Nomoneas
- Interactive map of Nomoneas

Geography
- Location: Pacific Ocean
- Coordinates: 7°23′26″N 151°51′22″E﻿ / ﻿7.39056°N 151.85611°E
- Archipelago: Chuuk Islands
- Major islands: Piis-Paneu, Fono, Weno, Tonoas, Etten, Uman, Fefen, Siis, Parem, Totiw
- Area: 18.18 sq mi (47.1 km^{2})
- Highest point: Mount Teroken (369 m)

Administration
- Federated States of Micronesia
- State: Chuuk State
- Electoral districts: Northern Nomoneas, Southern Nomoneas

Demographics
- Population: 24,853 (2010)
- Languages: Chuukese

Additional information
- Time zone: UTC (UTC+10);

= Nomoneas =

Map of Nomoneas islands (Piis-Paneu not pictured)

Nomoneas (Chuukese: Nómwoneyas), also Namoneas, is an island region in Chuuk State, Federated States of Micronesia (FSM). It consists of the 10 major islands and islets in the eastern half of Chuuk Lagoon, as well as many smaller islets and reefs in their vicinity. The islands cover a total land area of about 18.18 sqmi and had a combined population of 24,853 at the 2010 census.

== Etymology ==
Nomoneas translates to "upper or eastern archipelago." It is derived from the root words nómwo, referring to an enclosed body of water, and aas, meaning "upper part" or "eastern side." The stem ne- between the roots refers to place or location.

== Islands ==
The major islands and islets of Nomoneas are listed below, organized by subregion. All except Totiw are inhabited.

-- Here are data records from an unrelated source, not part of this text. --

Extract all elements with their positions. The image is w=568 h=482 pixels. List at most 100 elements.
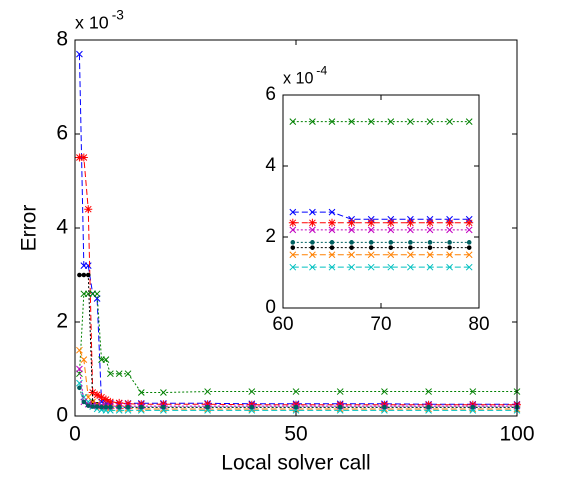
- marker: [367, 251, 375, 259]
- marker: [348, 226, 355, 234]
- marker: [367, 263, 375, 271]
- marker: [139, 404, 144, 410]
- series-line: [79, 157, 517, 406]
- series-line: [292, 211, 470, 220]
- marker: [368, 245, 374, 250]
- marker: [204, 388, 211, 395]
- marker: [81, 399, 87, 405]
- marker: [99, 404, 104, 410]
- marker: [124, 399, 133, 408]
- marker: [336, 388, 344, 395]
- marker: [367, 226, 375, 234]
- y-tick-label: 0: [265, 297, 276, 318]
- marker: [347, 218, 356, 227]
- marker: [309, 208, 316, 216]
- marker: [85, 403, 91, 408]
- marker: [407, 251, 414, 259]
- marker: [159, 400, 168, 409]
- marker: [407, 118, 414, 125]
- marker: [84, 205, 93, 214]
- marker: [288, 218, 297, 227]
- marker: [465, 118, 473, 125]
- marker: [427, 240, 433, 245]
- y-tick-label: 2: [56, 310, 68, 333]
- marker: [406, 218, 415, 227]
- marker: [425, 388, 432, 395]
- marker: [388, 240, 394, 245]
- marker: [328, 226, 336, 234]
- marker: [290, 240, 296, 245]
- marker: [289, 226, 297, 234]
- marker: [329, 240, 335, 245]
- marker: [289, 208, 297, 216]
- marker: [88, 388, 97, 397]
- marker: [386, 218, 395, 227]
- marker: [407, 226, 414, 234]
- marker: [328, 251, 336, 259]
- marker: [77, 385, 82, 391]
- marker: [349, 245, 354, 250]
- marker: [115, 370, 123, 378]
- series-line: [78, 368, 517, 407]
- marker: [387, 118, 395, 125]
- marker: [248, 388, 256, 395]
- plot-area: [288, 118, 474, 271]
- marker: [309, 251, 316, 259]
- marker: [348, 251, 355, 259]
- marker: [292, 400, 300, 409]
- marker: [289, 263, 297, 271]
- marker: [446, 263, 453, 271]
- marker: [79, 153, 88, 162]
- marker: [427, 245, 433, 250]
- marker: [426, 226, 434, 234]
- y-tick-label: 0: [56, 404, 68, 427]
- series-line: [78, 293, 517, 393]
- marker: [348, 118, 355, 125]
- marker: [349, 240, 354, 245]
- marker: [108, 404, 113, 410]
- marker: [77, 272, 82, 278]
- marker: [465, 218, 474, 227]
- marker: [309, 118, 316, 125]
- marker: [447, 245, 452, 250]
- marker: [337, 404, 343, 410]
- marker: [205, 404, 210, 410]
- marker: [426, 263, 434, 271]
- marker: [76, 50, 83, 58]
- y-tick-label: 2: [265, 226, 276, 247]
- marker: [465, 263, 473, 271]
- marker: [328, 208, 336, 216]
- marker: [407, 263, 414, 271]
- axes-background: [283, 95, 479, 308]
- marker: [93, 390, 102, 399]
- marker: [387, 251, 395, 259]
- y-tick-label: 8: [56, 28, 68, 51]
- marker: [97, 393, 106, 402]
- marker: [310, 240, 315, 245]
- marker: [76, 346, 83, 354]
- x-tick-label: 50: [284, 422, 307, 445]
- marker: [408, 245, 413, 250]
- marker: [468, 400, 477, 409]
- marker: [125, 404, 131, 410]
- marker: [102, 356, 110, 363]
- marker: [75, 153, 84, 162]
- marker: [290, 245, 296, 250]
- marker: [382, 404, 387, 410]
- marker: [247, 400, 256, 409]
- marker: [160, 389, 167, 396]
- marker: [85, 272, 91, 278]
- marker: [367, 118, 375, 125]
- marker: [446, 226, 453, 234]
- marker: [76, 365, 83, 373]
- marker: [106, 397, 115, 406]
- marker: [381, 388, 388, 395]
- marker: [368, 240, 374, 245]
- marker: [424, 400, 433, 409]
- marker: [328, 118, 336, 125]
- y-tick-label: 6: [265, 84, 276, 105]
- marker: [388, 245, 394, 250]
- marker: [289, 118, 297, 125]
- marker: [466, 240, 472, 245]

| Subregion | Island | Municipality | Area (sq mi) | Population (2010) | Highest point | Location |
| Northern Nomoneas | Piis-Paneu | Piis-Paneu | 0.12 | 376 | <5 m | 7°40′39″N 151°45′52″E﻿ / ﻿7.67750°N 151.76444°E |
| Fono | Fonoton | 0.13 | 388 | Winimon (62 m) | 7°29′5″N 151°52′52″E﻿ / ﻿7.48472°N 151.88111°E |
| Weno | Weno-Choniro | 7.30 | 13,856 | Teroken (369 m) | 7°26′35″N 151°51′33″E﻿ / ﻿7.44306°N 151.85917°E |
| Southern Nomoneas | Tonoas | Tonoas | 3.42 | 3,234 | Tonomwan (344 m) | 7°22′38″N 151°52′39″E﻿ / ﻿7.37722°N 151.87750°E |
| Etten | 0.19 | 283 | Pweyinap (62 m) | 7°21′22″N 151°53′9″E﻿ / ﻿7.35611°N 151.88583°E |
| Uman | Uman-Fonuweisom | 1.50 | 2,554 | Uroras (282 m) | 7°18′4″N 151°52′50″E﻿ / ﻿7.30111°N 151.88056°E |
| Fefen | Fefen | 4.66 | 3,471 | Chuk en Ipar (300 m) | 7°20′44″N 151°50′21″E﻿ / ﻿7.34556°N 151.83917°E |
| Siis | Siis | 0.19 | 349 | Winipou (69 m) | 7°17′52″N 151°49′28″E﻿ / ﻿7.29778°N 151.82444°E |
| Parem | Parem | 0.48 | 342 | Nukeiton (55 m) | 7°21′39″N 151°47′24″E﻿ / ﻿7.36083°N 151.79000°E |
| Totiw | 0.19 | n/a | Senani (39 m) | 7°20′28″N 151°46′51″E﻿ / ﻿7.34111°N 151.78083°E |

== Administration ==
The two major subdivisions of Nomoneas form the Northern and Southern Nomoneas electoral districts. They represent two of the five electoral districts in Chuuk State and two of the 10 in the greater FSM. Similar to the other districts, Northern and Southern Nomoneas each elect a senator every two years to serve in the Congress of the Federated States of Micronesia.

Nomoneas is further broken down into representative districts based on population and geographical configuration:

- Representative District 1 – Consists of the Northern Nomoneas islands (Piis-Paneu, Fono, and Weno).
- Representative District 2 – Consists of Tonoas and Etten.
- Representative District 3 – Consists of Fefen, Parem, Siis, and Totiw.
- Representative District 4 – Consists of Uman.

Representative District 1 is by far the largest district in Nomoneas and is allotted five members in the Chuuk State House of Representatives. Representative Districts 2 and 4 are both allotted two members, while Representative District 3 is allotted three members.